We would not expect to see a return of the cadillac, medical device or health care taxes, already repealed, but all stakeholders in the health care industry will have to watch for ways Congress may try to pay for other costly programs that could advance on a bipartisan basis.
We expect congressional activity to increase dramatically if the Supreme Court strikes down the Affordable Care Act in its entirety next spring. There’s some optimism that the Court might rule on the constitutionality of the individual mandate without striking down the entire law. But even if it did, we would expect the Court to delay the effectiveness of its judgment for a period of time in order to allow Congress to pass replacement legislation, with likely quick bipartisan action addressing pre-existing conditions.

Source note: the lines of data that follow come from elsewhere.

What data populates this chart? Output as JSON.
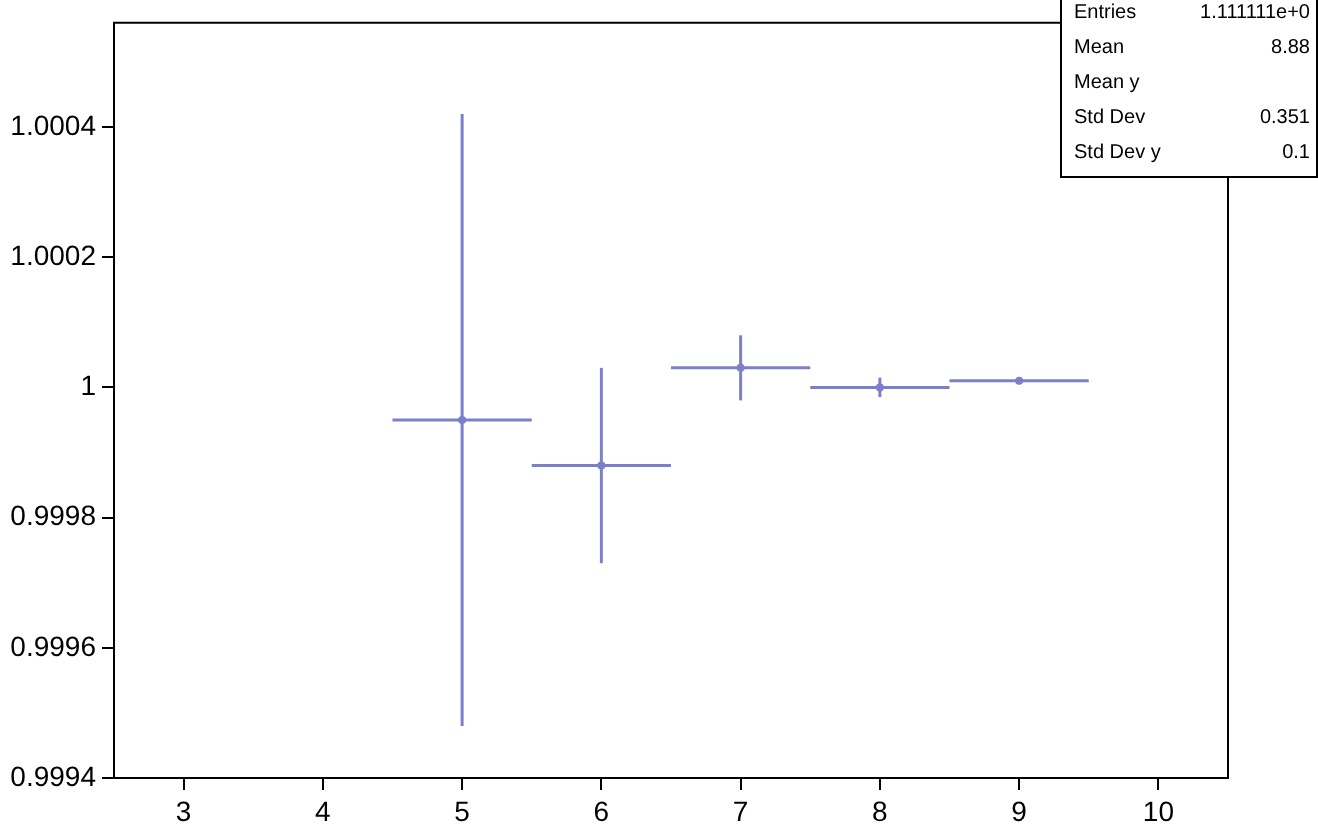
{
  "chart_data": {
    "type": "scatter",
    "x": [
      5,
      6,
      7,
      8,
      9
    ],
    "series": [
      {
        "color": "#7b80c8",
        "values": [
          0.99995,
          0.99988,
          1.00003,
          1.0,
          1.00001
        ],
        "errors": [
          0.00047,
          0.00015,
          5e-05,
          1.5e-05,
          5e-06
        ],
        "xerrors": [
          0.5,
          0.5,
          0.5,
          0.5,
          0.5
        ]
      }
    ],
    "xlim": [
      2.5,
      10.5
    ],
    "xticks": [
      3,
      4,
      5,
      6,
      7,
      8,
      9,
      10
    ],
    "ylim": [
      0.9994,
      1.00056
    ],
    "yticks": [
      0.9994,
      0.9996,
      0.9998,
      1,
      1.0002,
      1.0004
    ],
    "marker": "circle",
    "grid": false,
    "legend": false,
    "annotations": [
      "Entries",
      "1.111111e+0",
      "Mean",
      "8.88",
      "Mean y",
      "Std Dev",
      "0.351",
      "Std Dev y",
      "0.1"
    ]
  }
}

Despite tough rhetoric on drug costs, other than “naming and shaming” and yet to be effectuated Executive Orders—including International Price Indexing (IPI) and expanded importation from Canada—bio-pharma escaped the Trump Administration largely unscathed. Biden uses similar rhetoric, but a grand legislative bargain on drug prices would still be very unlikely in the event of a continued divided government. Recall that in this Congress even the initially bipartisan Finance package (much more modest in scope than the House passed The Lower Drug Costs Now Act (H.R.3.) stalled in the Senate.
Going forward, a lot of the action could largely be on the Executive side—A second term for Trump would have meant a continuation of the bully pulpit and some or all of the recent EOs. Biden, despite philosophical similarities, probably will reverse some or all of them—and if faced with legislative gridlock might, like Trump, use executive authority to pursue reforms. House progressives will likely conduct more drug pricing hearings and revisit H.R.3. or the like—including direct government price negotiations—but, assuming a continued Senate GOP firewall, the Democrats lofty ambitions on drug pricing will be more for messaging purposes rather than viable legislating. In this scenario, a President Biden is unlikely to go big on Rx prices—unless there is a Democratic Senate majority or otherwise some prospect of using it as a “pay-for” for a broader bipartisan budget deal and/or stimulus package.
Come what may with the Senate, there is some potential for bi-partisan deals on targeted issues such as: a cap on out-of-pocket costs for seniors, eliminating Part D rebates to certain “middlemen,” some form of importation and or IPI, and a ban on Rx advertisements. The various UFA’s must also be reauthorized and there could be action on COVID-related vaccine/therapeutics issues. Also, look for a Biden Administration, like Trump, to act on the pharmaceutical supply chain via “Buy American” and “re-shoring” policies to reduce reliance on foreign sourced products.
At the end of the day, expect bio-pharma to be on the defensive, as always!